Eine halbe Fahrtstunde von Ulan-Ude entfernt, in der Steppe am
Fuße der Ausläufer des Hamar-Daban-Gebirges, liegt das buddhistische Kloster
Ivolginsk. 1945 erlaubte Josef Stalin seine Gründung, vielleicht deshalb, weil
die Lamas während des Krieges fleißig Geld für die Front gesammelt hatten. Hier
hat heute der XXIV. Pandito Chamba Lama
seine Residenz, das Oberhaupt der Buddhisten Russlands. Bekannt ist das Kloster
Ivolginsk für den angeblich nicht verwesenden Körper des inzwischen 165 Jahre
alten Lamas Etigelow, der zu besonderen Anlässen besichtigt und angebetet
werden kann. Herr Baron Nikolaus von Gayling-Westphal, Stadtrat Freiburgs und
an einer Städtepartnerschaft interessiert, ist zu einem Gespräch beim Pandito
Chamba Lama eingeladen. Als begleitender Übersetzer bereitete ich mich
sprachlich und inhaltlich auf den Termin vor, auf ein Gespräch über
interreligiösen Dialog und Meditation, über die Wichtigkeit des Glaubens in der
heutigen stürmischen Zeit, über die Hoffnung auf eine Zukunft in Frieden und
über die Möglichkeiten der Überwindung menschlichen Leidens.

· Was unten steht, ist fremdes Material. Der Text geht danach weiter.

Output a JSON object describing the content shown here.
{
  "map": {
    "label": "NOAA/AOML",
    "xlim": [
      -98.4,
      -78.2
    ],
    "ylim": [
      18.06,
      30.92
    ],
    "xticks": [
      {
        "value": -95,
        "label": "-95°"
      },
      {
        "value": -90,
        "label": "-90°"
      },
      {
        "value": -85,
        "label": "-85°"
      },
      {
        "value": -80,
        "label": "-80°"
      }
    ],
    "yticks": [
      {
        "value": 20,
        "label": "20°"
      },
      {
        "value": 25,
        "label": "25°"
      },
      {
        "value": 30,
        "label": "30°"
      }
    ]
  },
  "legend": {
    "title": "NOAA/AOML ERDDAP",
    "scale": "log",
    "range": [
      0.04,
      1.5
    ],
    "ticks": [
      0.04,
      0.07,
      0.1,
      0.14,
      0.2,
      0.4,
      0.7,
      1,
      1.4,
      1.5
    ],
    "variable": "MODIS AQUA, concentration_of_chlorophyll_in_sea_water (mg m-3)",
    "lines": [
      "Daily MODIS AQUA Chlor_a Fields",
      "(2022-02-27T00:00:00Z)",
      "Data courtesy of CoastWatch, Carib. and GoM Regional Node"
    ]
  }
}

Zunächst führt man uns in ein Haus im angrenzenden Dorf. Ein
etwas buckeliger, ganz offensichtlich blinder Jugendlicher öffnet uns, im mit
buddhistischen Schreinen, Statuen, Tüchern und sonstigen Utensilien angefüllten
Wohnzimmer erwartet uns ein älterer Mönch in der typischen roten und orangenen
Tracht. Beim Platznehmen auf dem Sofa staune ich über den modernen, neuen
Konzertflügel, der die Mitte des Raumes ausfüllt.
Der buckelige junge Mann begrüßt uns noch einmal auf
Englisch und verkündet, er möchte uns jetzt etwas vorspielen. Während wir eine
Mozart-Klaviersonate hören und anschließend den „Hummelflug“ von
Rimski-Korsakoff, fällt es mir wie Schuppen von den Augen: natürlich, ihn hatte
ich schon einmal erlebt, letztes Jahr im Philharmonischen Saal der Stadt,
damals war das weltberühte Glinka-Streichquartett zu Gast gewesen und hatte als
Zugabe ein von ihm komponiertes Werk gespielt, wonach man ihn auf die Bühne
geholt hatte. Ludub Otschirov, das blinde burjatische Wunderkind!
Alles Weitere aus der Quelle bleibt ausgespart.